(DENVER) – According to recent media reports, Colorado’s Department of Parks and Wildlife is threatening to hold some of their most popular services hostage for a massive late-bill fee increase.
This Thursday, a bill to eventually increase hunting and fishing license fees up to 50 percent will be considered in the Senate Finance Committee. The bill, introduced late in the session, has suffered criticism for the sweeping nature of the increase with little time for analysis, big amendments, and a lack of stakeholder outreach. Now, a new concern is on the table. The beneficiary agency of the increased fees – Colorado’s Department of Parks and Wildlife (CPW) – is threatening to withhold from Coloradans the most popular services they offer for passage of the increase.
In a recent interview with the Durango Herald, CPW’s lobbyist, Doug Vilsack, implied that without the fee they would discontinue offering their most utilized services to Colorado’s residents.
“Without funding, other reservoirs could close for want of inspection stations, Vilsack said. That could include some of the largest ones in Colorado.”

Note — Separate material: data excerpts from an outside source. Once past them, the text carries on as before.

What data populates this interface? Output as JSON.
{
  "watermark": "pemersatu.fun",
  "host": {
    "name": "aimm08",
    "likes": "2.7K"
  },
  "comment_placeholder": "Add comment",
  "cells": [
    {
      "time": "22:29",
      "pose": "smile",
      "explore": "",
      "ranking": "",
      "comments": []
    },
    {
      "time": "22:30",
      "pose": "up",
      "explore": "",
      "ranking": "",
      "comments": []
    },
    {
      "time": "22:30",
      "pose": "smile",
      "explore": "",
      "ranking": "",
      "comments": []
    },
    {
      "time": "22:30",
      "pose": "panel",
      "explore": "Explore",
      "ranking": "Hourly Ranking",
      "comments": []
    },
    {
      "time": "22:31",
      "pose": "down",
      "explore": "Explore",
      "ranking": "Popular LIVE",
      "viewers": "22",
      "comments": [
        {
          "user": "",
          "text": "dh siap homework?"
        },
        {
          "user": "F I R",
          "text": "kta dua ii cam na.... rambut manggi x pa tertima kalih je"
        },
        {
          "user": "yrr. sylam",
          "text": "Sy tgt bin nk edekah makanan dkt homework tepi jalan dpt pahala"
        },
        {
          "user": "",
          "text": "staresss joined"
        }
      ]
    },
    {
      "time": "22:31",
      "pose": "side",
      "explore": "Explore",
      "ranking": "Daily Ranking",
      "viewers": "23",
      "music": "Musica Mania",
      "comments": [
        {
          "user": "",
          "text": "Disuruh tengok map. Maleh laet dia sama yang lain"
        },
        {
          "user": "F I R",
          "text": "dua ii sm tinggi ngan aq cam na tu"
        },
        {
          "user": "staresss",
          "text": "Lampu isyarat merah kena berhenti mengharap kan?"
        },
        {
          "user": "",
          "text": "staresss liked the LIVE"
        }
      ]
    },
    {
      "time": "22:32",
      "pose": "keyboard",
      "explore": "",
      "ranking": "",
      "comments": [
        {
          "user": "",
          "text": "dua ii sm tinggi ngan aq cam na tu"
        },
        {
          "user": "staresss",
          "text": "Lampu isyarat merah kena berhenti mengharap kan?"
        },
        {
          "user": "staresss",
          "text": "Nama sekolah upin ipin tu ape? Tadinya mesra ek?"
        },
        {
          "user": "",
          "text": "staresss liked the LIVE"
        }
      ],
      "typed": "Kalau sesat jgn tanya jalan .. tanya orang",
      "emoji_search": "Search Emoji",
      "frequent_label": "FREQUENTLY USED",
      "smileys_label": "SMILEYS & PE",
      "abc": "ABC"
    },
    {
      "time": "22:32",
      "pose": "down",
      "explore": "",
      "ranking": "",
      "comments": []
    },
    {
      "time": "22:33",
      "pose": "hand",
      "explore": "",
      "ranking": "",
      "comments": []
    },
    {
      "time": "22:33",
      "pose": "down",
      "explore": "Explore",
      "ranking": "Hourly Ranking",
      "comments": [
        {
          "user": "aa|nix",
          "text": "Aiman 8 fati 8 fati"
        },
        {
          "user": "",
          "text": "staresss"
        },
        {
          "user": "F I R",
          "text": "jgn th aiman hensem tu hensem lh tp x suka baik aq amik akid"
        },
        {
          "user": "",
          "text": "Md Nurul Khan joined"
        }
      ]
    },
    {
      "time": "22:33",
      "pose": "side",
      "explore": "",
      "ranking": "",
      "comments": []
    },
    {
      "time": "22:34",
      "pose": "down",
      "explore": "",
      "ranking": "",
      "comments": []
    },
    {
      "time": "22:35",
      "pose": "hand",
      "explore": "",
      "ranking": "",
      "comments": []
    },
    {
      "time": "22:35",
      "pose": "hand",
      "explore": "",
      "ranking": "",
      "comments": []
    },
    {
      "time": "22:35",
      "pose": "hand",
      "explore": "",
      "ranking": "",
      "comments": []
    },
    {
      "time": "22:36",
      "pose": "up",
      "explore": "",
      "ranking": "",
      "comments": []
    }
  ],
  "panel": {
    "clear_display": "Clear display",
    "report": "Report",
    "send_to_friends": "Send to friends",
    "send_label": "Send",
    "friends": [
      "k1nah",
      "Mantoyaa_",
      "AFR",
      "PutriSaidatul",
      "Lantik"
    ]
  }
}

“We were talking Grand Lake,” he said.”
“Washington Monument Syndrome” is a phrase used to describe these types of actions from government agencies – cutting back first on the most visible and popular services to taxpayers in the face of financial constraints – in an attempt to put pressure on elected officials to boost budgets. The idea that CPW would shut Grand Lake to boats, a popular tourist destination and vacation spot, is an example of this syndrome at its worst.
“Using a tactic literally perfected in the heart of Washington DC against Colorado outdoors-people is beneath the Colorado Division of Parks and Wildlife,” said Kelly Maher, executive director of Compass Colorado. “Although there is a case to be made that CPW could come back next year, earlier in the session, with a better crafted and considered budget fix that could find widespread support, holding their most popular services hostage in an attempt to scare and intimidate people is not an acceptable strategy. Colorado taxpayers don’t generally take kindly to threats.”